Basic logic sound: the great imbalance is still there. China still relies too much on exports and America's trade deficit is back up there. The kicker is rising unemployment + the election:
In the months ahead, the US will be forced to choose either protection or soaring trade deficits with rising unemployment.
Do we blame the American consumer? No, says Pettis. Blame it on the shift in global trade imbalances.
Five countries or regions have largely driven these imbalances in the past decade. Three of them--China, Germany and Japan--run huge trade surpluses on which they are dependent for domestic employment growth.
Counterbalancing them have been the two trade-deficit champions--the US and trade-deficit Europe, dominated by Spain, Italy and Greece.
The financial crisis has undermined the precarious decade-long equilibrium between these blocs by forcing trade-deficit countries to reduce debt, especially household debt.

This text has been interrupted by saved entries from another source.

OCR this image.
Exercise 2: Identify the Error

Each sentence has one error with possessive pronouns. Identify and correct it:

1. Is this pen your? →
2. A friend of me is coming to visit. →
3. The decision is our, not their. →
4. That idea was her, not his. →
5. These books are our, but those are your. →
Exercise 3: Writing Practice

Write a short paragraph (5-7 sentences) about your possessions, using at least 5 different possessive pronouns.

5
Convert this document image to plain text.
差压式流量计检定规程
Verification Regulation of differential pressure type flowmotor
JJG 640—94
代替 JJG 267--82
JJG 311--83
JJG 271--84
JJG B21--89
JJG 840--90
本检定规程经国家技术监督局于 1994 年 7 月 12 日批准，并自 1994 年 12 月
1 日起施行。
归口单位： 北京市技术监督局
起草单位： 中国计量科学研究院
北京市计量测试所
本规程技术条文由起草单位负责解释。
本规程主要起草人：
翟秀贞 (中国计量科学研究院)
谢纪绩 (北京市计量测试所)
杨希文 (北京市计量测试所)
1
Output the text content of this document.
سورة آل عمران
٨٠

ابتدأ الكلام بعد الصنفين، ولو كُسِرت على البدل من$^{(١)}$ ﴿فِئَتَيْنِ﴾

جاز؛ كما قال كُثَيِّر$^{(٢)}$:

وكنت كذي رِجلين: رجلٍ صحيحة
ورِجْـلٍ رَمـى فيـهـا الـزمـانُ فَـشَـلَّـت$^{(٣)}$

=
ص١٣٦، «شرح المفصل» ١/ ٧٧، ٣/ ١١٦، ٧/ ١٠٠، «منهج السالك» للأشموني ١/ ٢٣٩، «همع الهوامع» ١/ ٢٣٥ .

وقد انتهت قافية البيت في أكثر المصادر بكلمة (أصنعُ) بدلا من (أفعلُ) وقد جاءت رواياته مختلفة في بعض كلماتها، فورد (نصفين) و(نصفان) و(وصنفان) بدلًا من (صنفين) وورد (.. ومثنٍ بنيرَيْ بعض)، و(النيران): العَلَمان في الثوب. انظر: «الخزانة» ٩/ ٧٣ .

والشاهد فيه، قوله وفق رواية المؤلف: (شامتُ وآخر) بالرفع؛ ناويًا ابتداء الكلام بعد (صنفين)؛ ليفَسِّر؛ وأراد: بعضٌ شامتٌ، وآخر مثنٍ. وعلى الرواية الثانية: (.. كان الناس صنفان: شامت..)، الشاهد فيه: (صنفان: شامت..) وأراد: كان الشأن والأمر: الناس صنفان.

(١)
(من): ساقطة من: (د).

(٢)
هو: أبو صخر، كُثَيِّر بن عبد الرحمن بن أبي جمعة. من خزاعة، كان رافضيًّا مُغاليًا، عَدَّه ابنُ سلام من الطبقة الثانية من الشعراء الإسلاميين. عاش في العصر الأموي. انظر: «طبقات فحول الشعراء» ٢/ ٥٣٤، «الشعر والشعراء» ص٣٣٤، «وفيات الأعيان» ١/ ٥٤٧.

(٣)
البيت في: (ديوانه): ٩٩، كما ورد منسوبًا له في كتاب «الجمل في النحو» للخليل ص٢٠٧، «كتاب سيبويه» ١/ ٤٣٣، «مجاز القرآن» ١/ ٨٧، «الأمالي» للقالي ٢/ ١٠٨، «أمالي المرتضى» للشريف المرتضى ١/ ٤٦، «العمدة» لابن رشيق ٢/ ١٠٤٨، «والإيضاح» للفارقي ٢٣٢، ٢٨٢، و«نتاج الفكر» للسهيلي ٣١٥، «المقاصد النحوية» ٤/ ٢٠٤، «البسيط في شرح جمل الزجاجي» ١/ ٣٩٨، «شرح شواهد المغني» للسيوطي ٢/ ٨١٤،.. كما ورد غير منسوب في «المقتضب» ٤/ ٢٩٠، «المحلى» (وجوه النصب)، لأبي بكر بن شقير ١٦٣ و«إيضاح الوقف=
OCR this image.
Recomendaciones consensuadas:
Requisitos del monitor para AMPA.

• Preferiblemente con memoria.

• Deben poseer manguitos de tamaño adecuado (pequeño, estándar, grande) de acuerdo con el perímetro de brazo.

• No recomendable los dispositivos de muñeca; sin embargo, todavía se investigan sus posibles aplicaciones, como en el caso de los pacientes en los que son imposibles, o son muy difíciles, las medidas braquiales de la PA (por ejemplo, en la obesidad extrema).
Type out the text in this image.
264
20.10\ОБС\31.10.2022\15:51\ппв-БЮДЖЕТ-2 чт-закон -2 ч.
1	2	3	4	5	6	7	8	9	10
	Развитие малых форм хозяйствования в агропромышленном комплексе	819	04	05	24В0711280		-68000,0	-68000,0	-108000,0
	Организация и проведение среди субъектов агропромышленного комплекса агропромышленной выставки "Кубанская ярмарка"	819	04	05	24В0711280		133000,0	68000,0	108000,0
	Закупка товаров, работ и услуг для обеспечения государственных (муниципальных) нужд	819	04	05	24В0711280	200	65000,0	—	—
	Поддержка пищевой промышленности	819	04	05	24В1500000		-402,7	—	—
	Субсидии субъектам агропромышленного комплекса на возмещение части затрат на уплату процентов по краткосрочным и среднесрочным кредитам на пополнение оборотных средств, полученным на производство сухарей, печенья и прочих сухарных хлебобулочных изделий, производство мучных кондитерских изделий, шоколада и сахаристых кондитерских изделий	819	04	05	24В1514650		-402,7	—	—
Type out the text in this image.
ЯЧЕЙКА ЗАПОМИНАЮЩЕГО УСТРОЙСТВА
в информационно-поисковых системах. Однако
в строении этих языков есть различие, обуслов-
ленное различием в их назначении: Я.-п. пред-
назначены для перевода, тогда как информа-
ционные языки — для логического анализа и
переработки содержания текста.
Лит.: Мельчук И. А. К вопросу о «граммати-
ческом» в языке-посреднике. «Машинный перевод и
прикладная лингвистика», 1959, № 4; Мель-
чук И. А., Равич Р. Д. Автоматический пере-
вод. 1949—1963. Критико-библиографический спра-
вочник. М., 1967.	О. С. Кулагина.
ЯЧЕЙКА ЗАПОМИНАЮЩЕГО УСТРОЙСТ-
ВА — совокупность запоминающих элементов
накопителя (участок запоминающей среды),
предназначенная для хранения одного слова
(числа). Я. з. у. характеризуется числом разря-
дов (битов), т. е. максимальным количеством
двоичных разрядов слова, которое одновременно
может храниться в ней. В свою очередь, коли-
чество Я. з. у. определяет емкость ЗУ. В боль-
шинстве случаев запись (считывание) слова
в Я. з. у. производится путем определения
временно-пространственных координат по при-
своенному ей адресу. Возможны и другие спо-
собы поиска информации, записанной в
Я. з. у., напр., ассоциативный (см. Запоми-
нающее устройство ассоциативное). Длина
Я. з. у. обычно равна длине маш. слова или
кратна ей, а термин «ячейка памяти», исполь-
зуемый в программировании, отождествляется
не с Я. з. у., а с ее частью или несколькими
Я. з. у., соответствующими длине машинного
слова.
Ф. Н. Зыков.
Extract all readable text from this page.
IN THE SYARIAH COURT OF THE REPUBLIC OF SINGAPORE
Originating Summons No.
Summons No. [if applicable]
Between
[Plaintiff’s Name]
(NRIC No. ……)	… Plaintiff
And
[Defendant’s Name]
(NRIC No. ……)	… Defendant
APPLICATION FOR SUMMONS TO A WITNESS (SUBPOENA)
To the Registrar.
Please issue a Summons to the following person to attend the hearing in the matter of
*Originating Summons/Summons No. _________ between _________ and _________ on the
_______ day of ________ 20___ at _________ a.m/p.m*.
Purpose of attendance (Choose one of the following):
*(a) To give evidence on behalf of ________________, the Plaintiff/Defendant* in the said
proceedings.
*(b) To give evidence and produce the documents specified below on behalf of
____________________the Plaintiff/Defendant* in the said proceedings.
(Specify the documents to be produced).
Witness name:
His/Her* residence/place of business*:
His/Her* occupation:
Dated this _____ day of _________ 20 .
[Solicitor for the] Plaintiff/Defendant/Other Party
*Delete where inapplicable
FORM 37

As they do, the excess demand they provide to the rest of the world must decline. Trade-surplus countries have resisted this adjustment fiercely by trying to maintain or even increase their surpluses.
Which makes China lecturing America and Germany lecturing Greece all the more hypocritical.
Because we're such an open economy, we become absorber by default--until Congress steps in, argues Pettis. Currently we lack the industrial, currency intervention and interest-rate management policies that the trade-surplus state use at will. So we're left with tariffs and import quotas.
Powerful argument.
Second cite, an FT op-ed by John Plender, makes similar points, with historical examples (the 1920s-1930s shift from British to US power) to scare one a bit more.
He sees two likely paths, both of which will increase US trade protectionism: we go loose fiscally and rack up more debt, or the GOP prevents budget loosening while monetary policy stays lax. Either way, "creditor countries would ultimately see their chief market dry up."